We obtained a set of polymorphic 4378 high-confidence deletions and constructed a reference panel. The deletions were successfully imputed into the Japanese samples with high accuracy (97.3%). The eQTL analysis identified 181 deletions (4.1%) suggested as causal for gene expression level changes. The causal deletion candidates were significantly enriched in promoters, super-enhancers, and transcription elongation chromatin states. Generation of deletions in a cell line with the CRISPR-Cas9 system confirmed that they were indeed causative variants for gene expression change. Furthermore, one of the deletions was observed to affect the gene expression levels of a gene it was not located in.

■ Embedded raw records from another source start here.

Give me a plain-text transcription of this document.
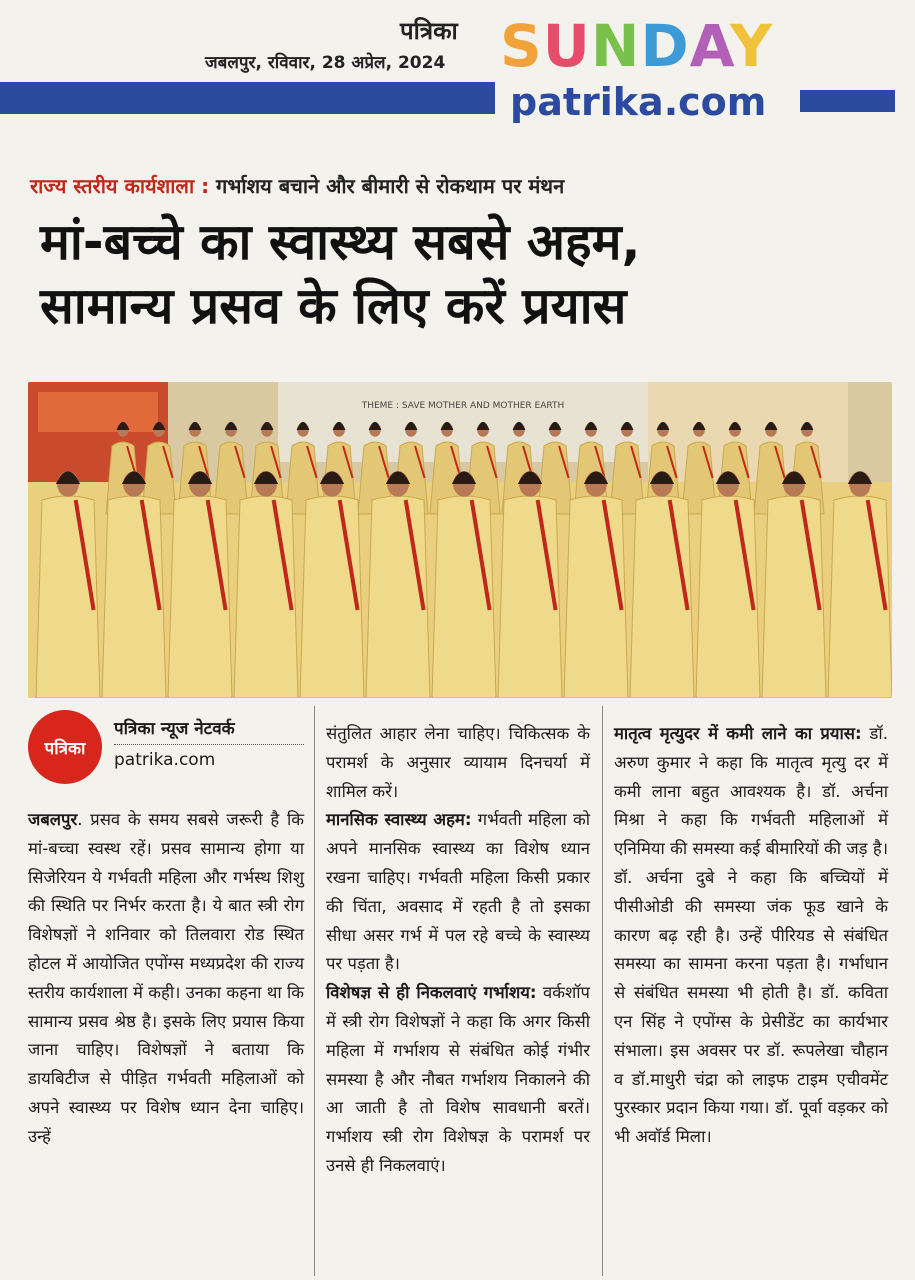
पत्रिका
जबलपुर, रविवार, 28 अप्रेल, 2024 SUNDAY
patrika.com
राज्य स्तरीय कार्यशाला : गर्भाशय बचाने और बीमारी से रोकथाम पर मंथन
मां-बच्चे का स्वास्थ्य सबसे अहम,
सामान्य प्रसव के लिए करें प्रयास
THEME : SAVE MOTHER AND MOTHER EARTH
पत्रिका
पत्रिका न्यूज नेटवर्क
patrika.com

जबलपुर. प्रसव के समय सबसे जरूरी है कि मां-बच्चा स्वस्थ रहें। प्रसव सामान्य होगा या सिजेरियन ये गर्भवती महिला और गर्भस्थ शिशु की स्थिति पर निर्भर करता है। ये बात स्त्री रोग विशेषज्ञों ने शनिवार को तिलवारा रोड स्थित होटल में आयोजित एपोंग्स मध्यप्रदेश की राज्य स्तरीय कार्यशाला में कही। उनका कहना था कि सामान्य प्रसव श्रेष्ठ है। इसके लिए प्रयास किया जाना चाहिए। विशेषज्ञों ने बताया कि डायबिटीज से पीड़ित गर्भवती महिलाओं को अपने स्वास्थ्य पर विशेष ध्यान देना चाहिए। उन्हें

संतुलित आहार लेना चाहिए। चिकित्सक के परामर्श के अनुसार व्यायाम दिनचर्या में शामिल करें।

मानसिक स्वास्थ्य अहम: गर्भवती महिला को अपने मानसिक स्वास्थ्य का विशेष ध्यान रखना चाहिए। गर्भवती महिला किसी प्रकार की चिंता, अवसाद में रहती है तो इसका सीधा असर गर्भ में पल रहे बच्चे के स्वास्थ्य पर पड़ता है।

विशेषज्ञ से ही निकलवाएं गर्भाशय: वर्कशॉप में स्त्री रोग विशेषज्ञों ने कहा कि अगर किसी महिला में गर्भाशय से संबंधित कोई गंभीर समस्या है और नौबत गर्भाशय निकालने की आ जाती है तो विशेष सावधानी बरतें। गर्भाशय स्त्री रोग विशेषज्ञ के परामर्श पर उनसे ही निकलवाएं।

मातृत्व मृत्युदर में कमी लाने का प्रयास: डॉ. अरुण कुमार ने कहा कि मातृत्व मृत्यु दर में कमी लाना बहुत आवश्यक है। डॉ. अर्चना मिश्रा ने कहा कि गर्भवती महिलाओं में एनिमिया की समस्या कई बीमारियों की जड़ है। डॉ. अर्चना दुबे ने कहा कि बच्चियों में पीसीओडी की समस्या जंक फूड खाने के कारण बढ़ रही है। उन्हें पीरियड से संबंधित समस्या का सामना करना पड़ता है। गर्भाधान से संबंधित समस्या भी होती है। डॉ. कविता एन सिंह ने एपोंग्स के प्रेसीडेंट का कार्यभार संभाला। इस अवसर पर डॉ. रूपलेखा चौहान व डॉ.माधुरी चंद्रा को लाइफ टाइम एचीवमेंट पुरस्कार प्रदान किया गया। डॉ. पूर्वा वड़कर को भी अवॉर्ड मिला।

This paper reports an accurate deletion calling method for genotype imputation at the whole genome level and shows the importance of intermediate-sized deletions in the human population.
下一代测序技术已经能够鉴定出不同的遗传变异,这些变异已知会导致疾病。其中,插入和缺失是基因组中第二丰富的变异类型,但它们的生物学重要性或与疾病的关联尚未得到充分研究,尤其是对于中等大小的缺失。
我们使用一种新的考虑多个样本的缺失调用方法,从日本样本的全基因组测序(WGS)数据中鉴定出中等大小的缺失。这些缺失被用来构建一个参考面板,用于进行基因分型。然后,使用参考面板和来自 82 个公开的日本样本的基因表达数据进行基因分型。使用纳米孔长读测序技术检查缺失调用和基因分型的准确性。我们还使用这些缺失进行了表达数量性状基因座(eQTL)关联分析,以推断它们对基因的功能影响,然后对导致基因表达水平变化的缺失进行特征描述。
我们获得了一组多态性的 4378 个高可信度缺失,并构建了一个参考面板。这些缺失被成功地高精度(97.3%)地基因分型到日本样本中。eQTL 分析确定了 181 个缺失(4.1%)被认为是导致基因表达水平变化的原因。候选的因果缺失在启动子、超级增强子和转录延伸染色质状态中显著富集。使用 CRISPR-Cas9 系统在细胞系中产生缺失,证实了它们确实是导致基因表达变化的变异。此外,一个缺失被观察到影响了它不在的基因的表达水平。
本文报道了一种用于全基因组水平基因分型的准确缺失调用方法,并展示了中等大小缺失在人类群体中的重要性。